清光はひたすらふーっ、ふーっと、まるで獣の喘ぎのような呼吸を繰り返す。主は過呼吸気味になってきた清光の口を塞ぐと、ねっとりと舌を絡めた。先ほどとは違い、上からじっくりと言いきかせて服従させるようなキスだ。

「動くよ」

ようやく落ち着いてきた頃合いを見計らって、主がゆっくりとピストンを開始する。
ぐちゅっぐちゅっぐちゅっと淫らな水音が部屋の中を満たしていく。

「あっあっあっあるじっあっあん、あるじ、あるじぃっあっあっああっある、じ、ぃっ」
「清光、かわいいよ、清光」

囁かれる甘い声に、泣きながら夢中ですがりついた。
まるで世界がぐるぐると回っているようだ。今自分が触れているのが主なのか、それとも今自分の腕だと思っているものが主の一部なのか。
そんなことも分からなくなるほどの快楽だった。

「っく、出る……!」
「あっ、あっ、ぁああ……っ!」

熱い精子が中に放たれたのを感じて、清光はくたりと力を失った。










「……ぅ……」

眩しさを感じて、清光は小さく呻いた。
眠い眼を擦って見ると、丁度薬研が部屋に入ってきたところだった。開いた襖の隙間から、清光へ一直線に日の光が差している。

「ああ、起こしたか。悪いな」

こちらに気づいた薬研がそう謝る。辺りを見渡せば、そこは気を失ったはずの主の部屋ではなくいつもの寝所だ。
きょろきょろとする清光に薬研は首を傾げる。

「どうしたんだ?」
「あ、あのさ……主は?」

またもや薬研は不思議そうな顔をして言った。

「具合が悪いらしい。『眠っていれば治る、大事ではないから放っておくように』とのことだが……なんだ、虫の報せか?」

その言葉に、さぁっと血の気が引く。自分が盛った薬のせいだ。
慌てて布団から這い出ようとすると、ずきりと下半身が痛んで「い゛っ」と小さく悲鳴を上げた。それに薬研はやれやれと制止する。

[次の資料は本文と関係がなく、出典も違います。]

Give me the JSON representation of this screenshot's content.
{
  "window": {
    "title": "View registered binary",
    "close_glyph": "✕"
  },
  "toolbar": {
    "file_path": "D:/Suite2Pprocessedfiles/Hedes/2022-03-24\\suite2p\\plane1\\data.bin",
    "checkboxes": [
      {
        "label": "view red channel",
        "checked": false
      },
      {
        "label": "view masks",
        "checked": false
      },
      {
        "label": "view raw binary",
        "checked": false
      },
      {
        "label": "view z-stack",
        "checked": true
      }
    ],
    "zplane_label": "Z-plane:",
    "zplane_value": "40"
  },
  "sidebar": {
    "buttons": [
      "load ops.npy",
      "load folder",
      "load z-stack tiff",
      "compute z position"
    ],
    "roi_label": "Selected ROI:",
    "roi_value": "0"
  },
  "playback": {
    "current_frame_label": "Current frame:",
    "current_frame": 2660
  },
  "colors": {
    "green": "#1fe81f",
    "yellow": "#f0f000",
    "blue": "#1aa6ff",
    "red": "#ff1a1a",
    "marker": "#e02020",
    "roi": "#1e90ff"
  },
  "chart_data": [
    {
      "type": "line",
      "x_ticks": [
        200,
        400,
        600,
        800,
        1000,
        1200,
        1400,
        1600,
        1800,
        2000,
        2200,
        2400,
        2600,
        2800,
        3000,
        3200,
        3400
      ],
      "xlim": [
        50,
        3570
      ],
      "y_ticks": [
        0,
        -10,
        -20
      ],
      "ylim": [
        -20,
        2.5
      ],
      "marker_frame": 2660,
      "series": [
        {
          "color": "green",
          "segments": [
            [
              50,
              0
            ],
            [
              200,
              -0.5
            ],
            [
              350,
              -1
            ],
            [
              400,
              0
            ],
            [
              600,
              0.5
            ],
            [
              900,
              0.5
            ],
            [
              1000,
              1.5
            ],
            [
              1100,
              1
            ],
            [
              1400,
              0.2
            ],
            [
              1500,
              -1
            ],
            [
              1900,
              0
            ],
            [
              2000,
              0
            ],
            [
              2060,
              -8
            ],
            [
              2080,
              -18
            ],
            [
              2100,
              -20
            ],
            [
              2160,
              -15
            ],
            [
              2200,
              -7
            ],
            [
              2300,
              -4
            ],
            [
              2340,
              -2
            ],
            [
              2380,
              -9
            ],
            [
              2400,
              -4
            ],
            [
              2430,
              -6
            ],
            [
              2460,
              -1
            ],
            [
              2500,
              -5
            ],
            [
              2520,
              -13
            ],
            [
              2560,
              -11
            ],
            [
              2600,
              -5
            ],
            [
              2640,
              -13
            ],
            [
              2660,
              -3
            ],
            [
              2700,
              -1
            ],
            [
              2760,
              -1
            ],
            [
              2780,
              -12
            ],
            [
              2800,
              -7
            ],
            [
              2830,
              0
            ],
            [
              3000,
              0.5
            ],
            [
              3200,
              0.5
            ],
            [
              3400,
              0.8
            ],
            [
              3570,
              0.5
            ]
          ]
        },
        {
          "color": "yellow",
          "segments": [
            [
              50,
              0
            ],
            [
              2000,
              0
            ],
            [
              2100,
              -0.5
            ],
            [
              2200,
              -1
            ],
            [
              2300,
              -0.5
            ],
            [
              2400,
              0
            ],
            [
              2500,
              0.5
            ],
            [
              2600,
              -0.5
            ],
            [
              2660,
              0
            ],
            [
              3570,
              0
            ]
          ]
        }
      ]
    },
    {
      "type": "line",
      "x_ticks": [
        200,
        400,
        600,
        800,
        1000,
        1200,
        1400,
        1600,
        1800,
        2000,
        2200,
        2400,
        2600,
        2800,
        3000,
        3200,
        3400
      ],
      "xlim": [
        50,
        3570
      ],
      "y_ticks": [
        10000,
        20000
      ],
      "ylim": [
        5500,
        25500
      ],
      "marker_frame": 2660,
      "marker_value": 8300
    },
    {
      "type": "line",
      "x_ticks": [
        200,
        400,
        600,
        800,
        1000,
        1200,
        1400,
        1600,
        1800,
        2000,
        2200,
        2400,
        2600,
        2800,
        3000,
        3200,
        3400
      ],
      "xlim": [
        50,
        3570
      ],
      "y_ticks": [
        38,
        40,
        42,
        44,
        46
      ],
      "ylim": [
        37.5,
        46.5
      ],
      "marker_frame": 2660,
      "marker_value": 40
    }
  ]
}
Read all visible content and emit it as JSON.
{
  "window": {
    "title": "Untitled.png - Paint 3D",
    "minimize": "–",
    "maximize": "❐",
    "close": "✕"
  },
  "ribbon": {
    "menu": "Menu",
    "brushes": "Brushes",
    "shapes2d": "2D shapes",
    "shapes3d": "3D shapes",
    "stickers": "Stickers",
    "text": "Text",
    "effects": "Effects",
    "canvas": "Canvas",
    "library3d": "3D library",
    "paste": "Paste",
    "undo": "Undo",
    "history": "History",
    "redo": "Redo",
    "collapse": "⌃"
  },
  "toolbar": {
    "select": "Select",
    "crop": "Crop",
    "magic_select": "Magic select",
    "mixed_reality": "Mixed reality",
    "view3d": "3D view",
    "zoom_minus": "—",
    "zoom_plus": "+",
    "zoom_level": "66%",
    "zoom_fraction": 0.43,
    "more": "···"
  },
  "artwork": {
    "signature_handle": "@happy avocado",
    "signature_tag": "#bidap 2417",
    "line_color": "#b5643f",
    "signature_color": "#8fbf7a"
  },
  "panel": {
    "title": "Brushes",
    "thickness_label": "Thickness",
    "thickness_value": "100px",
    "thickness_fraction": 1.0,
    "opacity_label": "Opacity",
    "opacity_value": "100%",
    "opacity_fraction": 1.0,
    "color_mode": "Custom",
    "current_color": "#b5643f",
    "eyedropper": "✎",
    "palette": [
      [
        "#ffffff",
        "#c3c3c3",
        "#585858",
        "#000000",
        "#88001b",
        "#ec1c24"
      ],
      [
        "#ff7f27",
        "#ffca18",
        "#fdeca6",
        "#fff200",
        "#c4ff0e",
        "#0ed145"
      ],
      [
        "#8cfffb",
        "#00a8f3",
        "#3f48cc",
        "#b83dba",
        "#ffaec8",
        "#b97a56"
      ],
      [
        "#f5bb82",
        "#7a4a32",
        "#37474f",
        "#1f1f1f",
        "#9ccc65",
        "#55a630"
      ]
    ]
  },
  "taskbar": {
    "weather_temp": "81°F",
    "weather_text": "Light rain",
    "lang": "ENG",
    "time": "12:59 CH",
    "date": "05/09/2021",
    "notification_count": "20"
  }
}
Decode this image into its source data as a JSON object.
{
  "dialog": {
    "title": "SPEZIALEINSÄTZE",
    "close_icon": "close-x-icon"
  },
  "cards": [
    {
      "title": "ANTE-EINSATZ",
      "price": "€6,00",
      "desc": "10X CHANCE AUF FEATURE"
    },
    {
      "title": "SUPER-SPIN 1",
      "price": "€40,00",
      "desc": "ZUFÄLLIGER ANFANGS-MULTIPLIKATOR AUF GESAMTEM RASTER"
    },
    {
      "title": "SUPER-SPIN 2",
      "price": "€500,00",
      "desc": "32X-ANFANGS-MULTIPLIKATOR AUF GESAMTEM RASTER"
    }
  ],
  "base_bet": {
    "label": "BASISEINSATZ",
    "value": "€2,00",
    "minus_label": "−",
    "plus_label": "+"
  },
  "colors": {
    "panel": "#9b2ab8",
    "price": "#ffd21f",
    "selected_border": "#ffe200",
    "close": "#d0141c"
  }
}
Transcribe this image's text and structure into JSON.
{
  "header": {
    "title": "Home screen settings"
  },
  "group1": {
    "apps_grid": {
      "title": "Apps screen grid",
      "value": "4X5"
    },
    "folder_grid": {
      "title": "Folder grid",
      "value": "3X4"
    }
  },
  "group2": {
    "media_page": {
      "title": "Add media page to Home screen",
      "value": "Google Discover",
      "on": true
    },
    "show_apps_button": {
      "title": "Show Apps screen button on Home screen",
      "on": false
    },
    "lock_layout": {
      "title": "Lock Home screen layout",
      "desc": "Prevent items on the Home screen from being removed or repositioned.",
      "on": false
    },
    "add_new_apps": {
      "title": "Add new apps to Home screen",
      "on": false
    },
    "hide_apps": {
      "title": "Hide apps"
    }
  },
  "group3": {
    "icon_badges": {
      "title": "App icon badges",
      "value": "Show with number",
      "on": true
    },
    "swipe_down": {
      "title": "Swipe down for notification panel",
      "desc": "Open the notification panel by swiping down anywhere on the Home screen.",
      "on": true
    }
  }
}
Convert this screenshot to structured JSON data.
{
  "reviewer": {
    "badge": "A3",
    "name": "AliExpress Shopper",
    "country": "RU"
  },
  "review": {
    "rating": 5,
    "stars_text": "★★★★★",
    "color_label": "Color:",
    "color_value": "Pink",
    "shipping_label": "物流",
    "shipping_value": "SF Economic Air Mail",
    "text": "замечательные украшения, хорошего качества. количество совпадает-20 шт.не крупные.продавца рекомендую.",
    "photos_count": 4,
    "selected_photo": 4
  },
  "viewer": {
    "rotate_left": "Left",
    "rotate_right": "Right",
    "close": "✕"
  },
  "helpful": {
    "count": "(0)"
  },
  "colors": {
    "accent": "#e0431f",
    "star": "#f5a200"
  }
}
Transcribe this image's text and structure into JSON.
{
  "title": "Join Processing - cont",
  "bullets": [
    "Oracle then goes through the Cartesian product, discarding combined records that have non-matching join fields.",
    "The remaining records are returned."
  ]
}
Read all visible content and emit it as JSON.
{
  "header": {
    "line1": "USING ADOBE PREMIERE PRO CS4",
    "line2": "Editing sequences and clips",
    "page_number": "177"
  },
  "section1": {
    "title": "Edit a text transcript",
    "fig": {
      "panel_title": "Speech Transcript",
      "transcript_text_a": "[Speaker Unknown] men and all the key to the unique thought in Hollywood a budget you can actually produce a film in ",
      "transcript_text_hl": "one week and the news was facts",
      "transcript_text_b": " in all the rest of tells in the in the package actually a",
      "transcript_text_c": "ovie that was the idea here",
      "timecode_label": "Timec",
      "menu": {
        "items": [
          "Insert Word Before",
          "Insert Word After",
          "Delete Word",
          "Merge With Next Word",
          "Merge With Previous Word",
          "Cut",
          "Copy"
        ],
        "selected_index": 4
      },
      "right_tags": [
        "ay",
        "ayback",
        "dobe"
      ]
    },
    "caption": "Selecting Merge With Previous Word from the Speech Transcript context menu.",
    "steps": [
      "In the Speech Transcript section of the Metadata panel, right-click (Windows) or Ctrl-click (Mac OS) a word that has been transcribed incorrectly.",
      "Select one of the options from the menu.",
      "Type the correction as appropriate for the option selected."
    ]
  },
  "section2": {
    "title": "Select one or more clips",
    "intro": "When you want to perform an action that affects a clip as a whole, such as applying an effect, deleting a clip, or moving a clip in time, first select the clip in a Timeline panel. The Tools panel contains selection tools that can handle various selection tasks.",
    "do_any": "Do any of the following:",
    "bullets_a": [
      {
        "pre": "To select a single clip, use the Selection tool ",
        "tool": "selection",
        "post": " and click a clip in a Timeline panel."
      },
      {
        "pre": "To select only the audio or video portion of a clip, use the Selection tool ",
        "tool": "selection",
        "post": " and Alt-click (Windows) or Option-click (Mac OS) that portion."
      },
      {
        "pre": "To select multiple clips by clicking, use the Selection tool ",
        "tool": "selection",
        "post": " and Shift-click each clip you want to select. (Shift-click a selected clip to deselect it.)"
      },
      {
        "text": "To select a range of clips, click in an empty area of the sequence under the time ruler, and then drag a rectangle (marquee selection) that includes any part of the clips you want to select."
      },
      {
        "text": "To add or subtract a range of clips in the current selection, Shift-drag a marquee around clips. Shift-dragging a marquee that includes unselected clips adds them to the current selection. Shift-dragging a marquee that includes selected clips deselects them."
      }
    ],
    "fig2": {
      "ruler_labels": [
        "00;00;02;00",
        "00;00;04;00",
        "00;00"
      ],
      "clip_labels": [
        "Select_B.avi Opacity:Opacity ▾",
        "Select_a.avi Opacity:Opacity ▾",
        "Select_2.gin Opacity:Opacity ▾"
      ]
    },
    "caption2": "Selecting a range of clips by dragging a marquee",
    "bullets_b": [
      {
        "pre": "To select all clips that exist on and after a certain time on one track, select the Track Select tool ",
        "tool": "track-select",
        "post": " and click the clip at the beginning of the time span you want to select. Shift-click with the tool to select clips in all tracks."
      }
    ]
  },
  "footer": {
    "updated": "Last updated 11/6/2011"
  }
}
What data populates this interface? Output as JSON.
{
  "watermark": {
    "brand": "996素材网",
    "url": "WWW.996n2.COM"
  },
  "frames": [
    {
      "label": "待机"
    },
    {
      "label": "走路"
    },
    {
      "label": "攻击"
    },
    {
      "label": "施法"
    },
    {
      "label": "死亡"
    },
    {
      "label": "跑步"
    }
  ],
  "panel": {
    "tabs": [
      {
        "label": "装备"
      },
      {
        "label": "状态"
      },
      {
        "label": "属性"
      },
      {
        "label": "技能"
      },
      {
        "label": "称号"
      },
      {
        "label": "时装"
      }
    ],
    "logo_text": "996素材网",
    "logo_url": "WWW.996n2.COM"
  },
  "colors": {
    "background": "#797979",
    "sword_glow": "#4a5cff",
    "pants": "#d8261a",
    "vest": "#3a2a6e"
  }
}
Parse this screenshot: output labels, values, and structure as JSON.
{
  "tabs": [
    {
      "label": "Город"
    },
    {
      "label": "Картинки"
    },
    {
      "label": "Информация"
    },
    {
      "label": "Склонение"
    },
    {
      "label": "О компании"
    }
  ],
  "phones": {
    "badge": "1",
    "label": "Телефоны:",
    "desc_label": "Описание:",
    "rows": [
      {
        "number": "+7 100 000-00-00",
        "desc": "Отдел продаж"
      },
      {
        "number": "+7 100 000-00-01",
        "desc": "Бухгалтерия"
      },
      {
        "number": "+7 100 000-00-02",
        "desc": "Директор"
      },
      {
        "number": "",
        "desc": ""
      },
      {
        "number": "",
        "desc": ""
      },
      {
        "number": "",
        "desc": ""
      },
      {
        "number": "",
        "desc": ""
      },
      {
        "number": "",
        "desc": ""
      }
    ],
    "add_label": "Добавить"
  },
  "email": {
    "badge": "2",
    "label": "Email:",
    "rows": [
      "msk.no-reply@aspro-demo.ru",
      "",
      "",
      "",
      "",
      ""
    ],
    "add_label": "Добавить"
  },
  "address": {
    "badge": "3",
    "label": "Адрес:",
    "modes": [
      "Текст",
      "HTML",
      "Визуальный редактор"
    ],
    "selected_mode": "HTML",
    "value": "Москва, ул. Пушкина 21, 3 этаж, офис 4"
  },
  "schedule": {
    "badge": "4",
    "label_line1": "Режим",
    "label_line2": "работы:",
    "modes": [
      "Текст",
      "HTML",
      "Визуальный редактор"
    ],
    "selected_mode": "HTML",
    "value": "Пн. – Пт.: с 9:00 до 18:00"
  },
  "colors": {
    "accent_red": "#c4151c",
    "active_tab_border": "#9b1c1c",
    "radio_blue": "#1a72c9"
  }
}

「ああ、動くな。皆も今日は体を休めるようにとの御達しでな。いつも隊長を張っているお前が疲れているのにも気づいてるんだろう。心配なのは分かるが、今日のところは言葉に甘えて大人しくしておけ」

清光の体の痛みは薬研の言うような戦のものではなく、明らかに昨夜の行為のせいだったが、おそらくこうなることを予想しての令なのだろう。
無論そんなものはいくらでもおせる清光だったが、思いを見透かしたように薬研が静かな視線を向ける。
仕方なく清光は布団をかぶり直し、目元まですっぽりと潜り込んだ。その姿に満足そうに鼻を鳴らすと、薬研は手を叩いた。

「そうそう。大将がこれをお前に、って」

忘れてた、と薬研が何かを清光に差し出す。
一体何かと包み紙を外しーー清光は固まった。

「しっかし、もう桜饅頭なんて売ってるんだなあ。まあお前の頑張りへのご褒美だろう。それを食べてゆっくり寝とけ」

そんな清光にも気づかず、じゃあなと言って薬研は部屋を出て行ってしまう。





――ゆっくり、寝とけ。





それは薬研だけの言葉ではなかった。

手の上にちょこんと愛らしく佇むそれは桜饅頭ではない。
そう、ただの饅頭だ――うっすらと桃色に染まっただけの。